How to Handle Hiring Assessments When You Don't Test Well

For many job seekers, hiring assessments are one of the most nerve-wracking parts of the job search process. While some people easily breeze through these assessments, others find them incredibly challenging, particularly if they don’t test well. Someone once told me that they were so nervous during a test, that they forgot how to save the file on desktop! These assessments can take many forms, including aptitude tests, personality assessments, skills evaluations, and situational judgment tests. In this blog, we’ll highlight how performance anxiety can impact your results, and provide valuable tips on handling hiring assessments effectively.

Understanding performance anxiety

Performance anxiety, also known as test anxiety, is a type of anxiety that can affect anyone, but it often hits hardest when someone is faced with a high-stakes situation like a hiring assessment. Symptoms can include sweating, rapid heartbeat, nausea, and difficulty concentrating. This anxiety can stem from a fear of failure, lack of preparation, or negative past experiences with testing.

Why some people don’t do well on tests

  • Anxiety: High levels of anxiety can hinder your ability to concentrate and recall information, leading to poor performance.
  • Lack of preparation: If you’re not familiar with the test format or content, it’s natural to feel unprepared and overwhelmed.
  • Negative past experiences: Previous failures or negative experiences with testing can create a mental block, making it difficult to perform well.
  • Overthinking: Overanalyzing questions and second-guessing your answers can eat up valuable time and lead to mistakes.

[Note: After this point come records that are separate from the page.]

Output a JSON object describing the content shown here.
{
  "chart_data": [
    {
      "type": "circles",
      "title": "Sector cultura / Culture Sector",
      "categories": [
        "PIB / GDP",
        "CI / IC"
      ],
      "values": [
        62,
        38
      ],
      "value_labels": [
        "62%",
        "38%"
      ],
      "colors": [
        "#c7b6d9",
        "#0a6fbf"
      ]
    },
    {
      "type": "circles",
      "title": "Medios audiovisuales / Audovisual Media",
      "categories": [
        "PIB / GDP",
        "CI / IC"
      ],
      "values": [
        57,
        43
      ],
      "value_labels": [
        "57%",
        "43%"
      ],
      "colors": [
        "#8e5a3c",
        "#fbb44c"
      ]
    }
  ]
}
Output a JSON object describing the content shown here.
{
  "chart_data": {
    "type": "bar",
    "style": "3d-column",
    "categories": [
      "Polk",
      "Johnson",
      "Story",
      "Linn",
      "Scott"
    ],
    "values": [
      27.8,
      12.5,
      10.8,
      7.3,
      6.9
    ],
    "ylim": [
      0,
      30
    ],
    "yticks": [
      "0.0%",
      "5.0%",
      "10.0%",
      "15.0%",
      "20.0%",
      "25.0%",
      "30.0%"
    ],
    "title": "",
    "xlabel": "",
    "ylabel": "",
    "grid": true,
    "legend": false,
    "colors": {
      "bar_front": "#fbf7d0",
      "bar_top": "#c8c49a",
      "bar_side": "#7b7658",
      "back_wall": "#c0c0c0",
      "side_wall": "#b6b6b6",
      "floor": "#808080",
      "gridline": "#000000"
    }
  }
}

Tips for handling hiring assessments

  1. Prepare thoroughly

Preparation is key to overcoming test anxiety and performing well on assessments. Here’s how to get started:

  • Research the test: Find out what type of assessment you’ll be taking. Will it be an aptitude test, personality assessment, or skills evaluation? Knowing what to expect can help you prepare more effectively.
  • Practice tests: Take practice tests to familiarize yourself with the format and types of questions you’ll encounter. Many online resources offer free practice tests for various types of assessments.
  • Study relevant material: Review any relevant material or brush up on skills that may be tested. For example, if you’re taking a math aptitude test, practice basic math skills and problem-solving techniques.
  1. Develop test-taking strategies

Having a strategy in place can help you manage your time and approach questions more effectively:

  • Read instructions carefully: Take the time to read all instructions thoroughly before starting the test. Misunderstanding directions can lead to avoidable mistakes.
  • Manage your time: Allocate your time wisely. Don’t spend too long on any one question. If you’re stuck, move on and return to it later if time allows.
  • Answer easy questions first: Boost your confidence by answering the questions you find easiest first. This can help you build momentum and reduce anxiety.
  • Eliminate wrong answers: Use the process of elimination to narrow down your choices on multiple-choice questions. This can increase your chances of selecting the correct answer.
  1. Practice relaxation techniques

Learning how to calm your mind and body can significantly improve your test performance:

  • Deep breathing: Practice deep breathing exercises to help reduce anxiety. Take slow, deep breaths in through your nose and out through your mouth.
  • Visualization: Visualize yourself succeeding on the test. Positive imagery can boost your confidence and reduce anxiety.
  • Stay positive: Maintain a positive mindset. Remind yourself that you’ve prepared and are capable of doing well.
  1. Take care of your body

Physical well-being plays a crucial role in mental performance:

  • Sleep well: Ensure you get a good night’s sleep before the test. Lack of sleep can impair cognitive function and concentration.
  • Eat a balanced meal: Eat a nutritious meal before the test to keep your energy levels up. Avoid excessive caffeine, which can increase anxiety.
  • Exercise: Engage in light exercise to reduce stress and improve your mood.
  1. Seek support

Don’t be afraid to seek support from friends, family, or professionals:

  • Talk about your anxiety: Discuss your fears and concerns with someone you trust. Sometimes, just talking about your anxiety can help alleviate it.
  • Professional help: If your test anxiety is severe, consider seeking help from a mental health professional. Cognitive-behavioral therapy (CBT) and other treatments can be very effective.
  1. Reflect and learn

After the assessment, take the time to reflect on your performance and learn from the experience:

  • Identify areas for improvement: Think about what went well and what didn’t. Identify areas where you can improve for future tests.
  • Practice more: If you didn’t perform as well as you’d hoped, don’t get discouraged. Use it as a learning experience and continue to practice and prepare.